Ursula Bühler-Hornung: Das ist diese Gesinnung, diese eine Richtung, die Gläubige oder Kirchenzugehörige vorgeben. Diese Hierarchie kann nur leben, wenn einer oben ist und die anderen unten bleiben und die Kompetenz abgeben.
Wie Artikel im Pfarrbrief zu diesem Thema verfassen? Empfehlungen von Michael Stolz und Ursula Bühler-Hornung.
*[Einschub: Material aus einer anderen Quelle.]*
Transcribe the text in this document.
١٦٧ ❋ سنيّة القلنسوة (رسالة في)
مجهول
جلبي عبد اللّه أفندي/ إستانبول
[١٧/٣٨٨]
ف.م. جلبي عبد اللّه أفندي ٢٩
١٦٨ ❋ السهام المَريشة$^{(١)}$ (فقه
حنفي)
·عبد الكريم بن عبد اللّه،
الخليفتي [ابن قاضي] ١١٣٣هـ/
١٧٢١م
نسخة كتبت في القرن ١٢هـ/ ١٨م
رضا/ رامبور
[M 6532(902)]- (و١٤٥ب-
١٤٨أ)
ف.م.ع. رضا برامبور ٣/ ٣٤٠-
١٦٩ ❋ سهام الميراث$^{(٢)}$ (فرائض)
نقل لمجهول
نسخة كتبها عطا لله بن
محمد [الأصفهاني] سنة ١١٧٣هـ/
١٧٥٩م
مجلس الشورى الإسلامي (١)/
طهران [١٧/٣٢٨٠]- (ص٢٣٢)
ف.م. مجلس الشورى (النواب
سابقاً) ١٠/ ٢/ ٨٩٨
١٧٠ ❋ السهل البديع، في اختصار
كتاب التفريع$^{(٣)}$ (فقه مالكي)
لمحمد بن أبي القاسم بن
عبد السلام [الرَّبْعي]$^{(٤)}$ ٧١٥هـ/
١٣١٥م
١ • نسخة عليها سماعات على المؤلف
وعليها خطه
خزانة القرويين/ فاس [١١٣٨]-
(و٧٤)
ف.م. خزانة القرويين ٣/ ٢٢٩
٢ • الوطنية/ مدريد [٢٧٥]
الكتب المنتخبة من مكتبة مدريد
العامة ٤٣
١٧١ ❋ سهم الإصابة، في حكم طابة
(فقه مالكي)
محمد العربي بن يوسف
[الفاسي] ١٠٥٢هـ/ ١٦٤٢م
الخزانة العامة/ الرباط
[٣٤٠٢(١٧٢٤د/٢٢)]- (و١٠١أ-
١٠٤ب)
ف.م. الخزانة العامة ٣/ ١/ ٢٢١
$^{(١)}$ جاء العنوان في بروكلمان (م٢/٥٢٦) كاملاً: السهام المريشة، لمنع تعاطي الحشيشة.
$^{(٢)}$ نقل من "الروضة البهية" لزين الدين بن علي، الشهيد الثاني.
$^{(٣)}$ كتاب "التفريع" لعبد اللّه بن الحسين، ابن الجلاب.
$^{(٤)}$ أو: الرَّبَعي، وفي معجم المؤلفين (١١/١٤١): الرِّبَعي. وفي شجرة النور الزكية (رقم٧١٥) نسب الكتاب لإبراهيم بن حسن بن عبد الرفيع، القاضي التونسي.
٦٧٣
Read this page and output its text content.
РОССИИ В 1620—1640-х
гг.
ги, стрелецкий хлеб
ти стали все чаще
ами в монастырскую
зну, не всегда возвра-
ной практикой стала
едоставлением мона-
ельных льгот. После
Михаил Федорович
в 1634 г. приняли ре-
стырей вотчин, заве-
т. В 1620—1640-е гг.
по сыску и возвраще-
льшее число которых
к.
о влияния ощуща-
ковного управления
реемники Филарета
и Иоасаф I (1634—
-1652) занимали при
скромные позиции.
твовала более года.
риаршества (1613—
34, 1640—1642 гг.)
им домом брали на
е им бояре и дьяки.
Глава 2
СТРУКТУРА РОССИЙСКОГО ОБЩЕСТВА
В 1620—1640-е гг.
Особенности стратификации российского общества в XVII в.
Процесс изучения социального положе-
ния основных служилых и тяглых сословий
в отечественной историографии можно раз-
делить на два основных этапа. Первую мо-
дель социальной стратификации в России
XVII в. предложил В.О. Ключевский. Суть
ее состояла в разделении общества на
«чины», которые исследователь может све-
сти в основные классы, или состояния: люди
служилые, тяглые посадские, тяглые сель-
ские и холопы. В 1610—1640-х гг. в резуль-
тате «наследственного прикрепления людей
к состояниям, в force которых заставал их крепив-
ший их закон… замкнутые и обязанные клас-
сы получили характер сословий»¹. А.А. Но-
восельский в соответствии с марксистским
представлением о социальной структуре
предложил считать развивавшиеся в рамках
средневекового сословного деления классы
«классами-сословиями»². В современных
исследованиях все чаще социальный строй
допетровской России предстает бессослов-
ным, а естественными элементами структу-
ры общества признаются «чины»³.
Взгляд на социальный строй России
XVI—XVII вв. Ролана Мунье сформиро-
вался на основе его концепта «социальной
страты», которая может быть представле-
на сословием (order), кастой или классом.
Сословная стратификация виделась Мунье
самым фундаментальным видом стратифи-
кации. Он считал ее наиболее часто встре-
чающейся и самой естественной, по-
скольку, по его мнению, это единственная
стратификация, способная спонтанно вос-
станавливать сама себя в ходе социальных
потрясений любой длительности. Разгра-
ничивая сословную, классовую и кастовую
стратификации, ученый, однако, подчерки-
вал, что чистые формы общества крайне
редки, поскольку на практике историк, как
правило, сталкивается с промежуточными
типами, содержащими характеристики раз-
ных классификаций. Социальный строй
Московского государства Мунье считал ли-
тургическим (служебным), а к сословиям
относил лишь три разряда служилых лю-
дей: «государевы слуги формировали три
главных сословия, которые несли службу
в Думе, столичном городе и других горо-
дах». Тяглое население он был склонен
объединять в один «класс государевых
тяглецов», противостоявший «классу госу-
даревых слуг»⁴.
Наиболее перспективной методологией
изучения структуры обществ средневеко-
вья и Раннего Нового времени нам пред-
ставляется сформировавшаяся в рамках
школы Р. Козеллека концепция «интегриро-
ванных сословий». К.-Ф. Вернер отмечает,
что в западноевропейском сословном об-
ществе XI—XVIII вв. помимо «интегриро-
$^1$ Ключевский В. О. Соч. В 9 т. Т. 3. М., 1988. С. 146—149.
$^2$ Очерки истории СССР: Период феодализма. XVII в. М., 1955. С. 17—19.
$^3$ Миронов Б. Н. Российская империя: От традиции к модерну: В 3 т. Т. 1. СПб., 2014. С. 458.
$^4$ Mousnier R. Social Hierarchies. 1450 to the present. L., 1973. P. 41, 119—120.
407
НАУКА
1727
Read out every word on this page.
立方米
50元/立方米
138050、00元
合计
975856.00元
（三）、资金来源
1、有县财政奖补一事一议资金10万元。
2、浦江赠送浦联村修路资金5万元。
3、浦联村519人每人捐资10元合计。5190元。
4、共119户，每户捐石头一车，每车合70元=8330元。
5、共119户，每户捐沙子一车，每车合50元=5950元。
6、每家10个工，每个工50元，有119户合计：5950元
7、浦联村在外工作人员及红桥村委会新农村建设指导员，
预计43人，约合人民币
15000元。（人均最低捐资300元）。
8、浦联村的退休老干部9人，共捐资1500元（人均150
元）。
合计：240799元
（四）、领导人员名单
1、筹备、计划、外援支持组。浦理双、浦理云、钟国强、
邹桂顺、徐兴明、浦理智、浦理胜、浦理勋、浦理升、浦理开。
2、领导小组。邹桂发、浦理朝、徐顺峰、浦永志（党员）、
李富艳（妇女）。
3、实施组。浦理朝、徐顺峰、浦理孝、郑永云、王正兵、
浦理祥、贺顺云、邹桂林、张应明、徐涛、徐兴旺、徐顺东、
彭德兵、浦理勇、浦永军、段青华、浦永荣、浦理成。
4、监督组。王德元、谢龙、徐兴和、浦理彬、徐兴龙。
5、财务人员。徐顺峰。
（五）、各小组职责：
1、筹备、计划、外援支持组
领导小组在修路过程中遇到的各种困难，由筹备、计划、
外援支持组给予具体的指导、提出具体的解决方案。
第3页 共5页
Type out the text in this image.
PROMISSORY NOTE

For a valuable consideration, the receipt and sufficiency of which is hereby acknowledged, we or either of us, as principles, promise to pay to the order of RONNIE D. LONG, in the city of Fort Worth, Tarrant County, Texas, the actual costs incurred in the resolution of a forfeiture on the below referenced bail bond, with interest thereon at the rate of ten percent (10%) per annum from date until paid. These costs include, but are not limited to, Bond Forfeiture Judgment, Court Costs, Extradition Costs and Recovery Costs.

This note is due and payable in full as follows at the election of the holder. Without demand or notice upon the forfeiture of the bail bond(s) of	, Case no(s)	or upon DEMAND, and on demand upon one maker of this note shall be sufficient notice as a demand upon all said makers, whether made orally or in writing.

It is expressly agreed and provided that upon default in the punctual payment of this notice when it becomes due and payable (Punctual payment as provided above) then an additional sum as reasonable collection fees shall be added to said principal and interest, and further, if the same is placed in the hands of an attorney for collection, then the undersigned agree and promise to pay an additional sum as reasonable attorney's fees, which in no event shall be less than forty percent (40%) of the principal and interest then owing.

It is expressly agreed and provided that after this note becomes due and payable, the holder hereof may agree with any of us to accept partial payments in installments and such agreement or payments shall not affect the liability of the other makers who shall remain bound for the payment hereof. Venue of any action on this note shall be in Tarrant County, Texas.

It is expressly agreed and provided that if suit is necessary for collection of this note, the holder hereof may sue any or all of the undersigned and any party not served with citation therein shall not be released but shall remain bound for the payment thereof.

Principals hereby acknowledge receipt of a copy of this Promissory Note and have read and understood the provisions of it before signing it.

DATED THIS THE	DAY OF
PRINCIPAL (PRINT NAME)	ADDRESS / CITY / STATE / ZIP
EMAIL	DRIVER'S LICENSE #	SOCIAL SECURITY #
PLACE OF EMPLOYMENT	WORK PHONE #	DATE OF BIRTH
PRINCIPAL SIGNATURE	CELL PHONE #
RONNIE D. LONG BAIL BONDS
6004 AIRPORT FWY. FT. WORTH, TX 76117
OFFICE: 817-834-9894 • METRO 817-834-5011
Ihr habt die Menschen, die in eurem Gottesdienst waren, frontal mit dem Thema konfrontiert. Das kann gefährlich sein. Denn keiner weiß, kann abschätzen, was das bei den Betroffenen auslöst, was es mit ihnen macht.
Ursula Bühler-Hornung: Das war der Grund, warum ich dieses Thema anfangs nicht in einer Wortgottesfeier aufgreifen wollte. Andererseits habe ich mich in der Verantwortung gesehen. Denn es hilft nichts, wenn keiner darüber spricht. Meistens sind Erfahrungen mit sexuellem Missbrauch zu einem hohen Prozentsatz verdrängt. Diese Abwehrmechanismen sind ganz wichtige Schutzmechanismen unserer Seele. Auf die habe ich vertraut und auch darauf, dass die Menschen das Thema an sich heranlassen, wenn es für sie an der Zeit ist.
Michael Stolz: Wir hatten auch den statistischen Gedanken, dass unter uns welche sein könnten, die davon betroffen sind. Da haben wir versucht etwas heilend darauf einzuwirken.
Wie?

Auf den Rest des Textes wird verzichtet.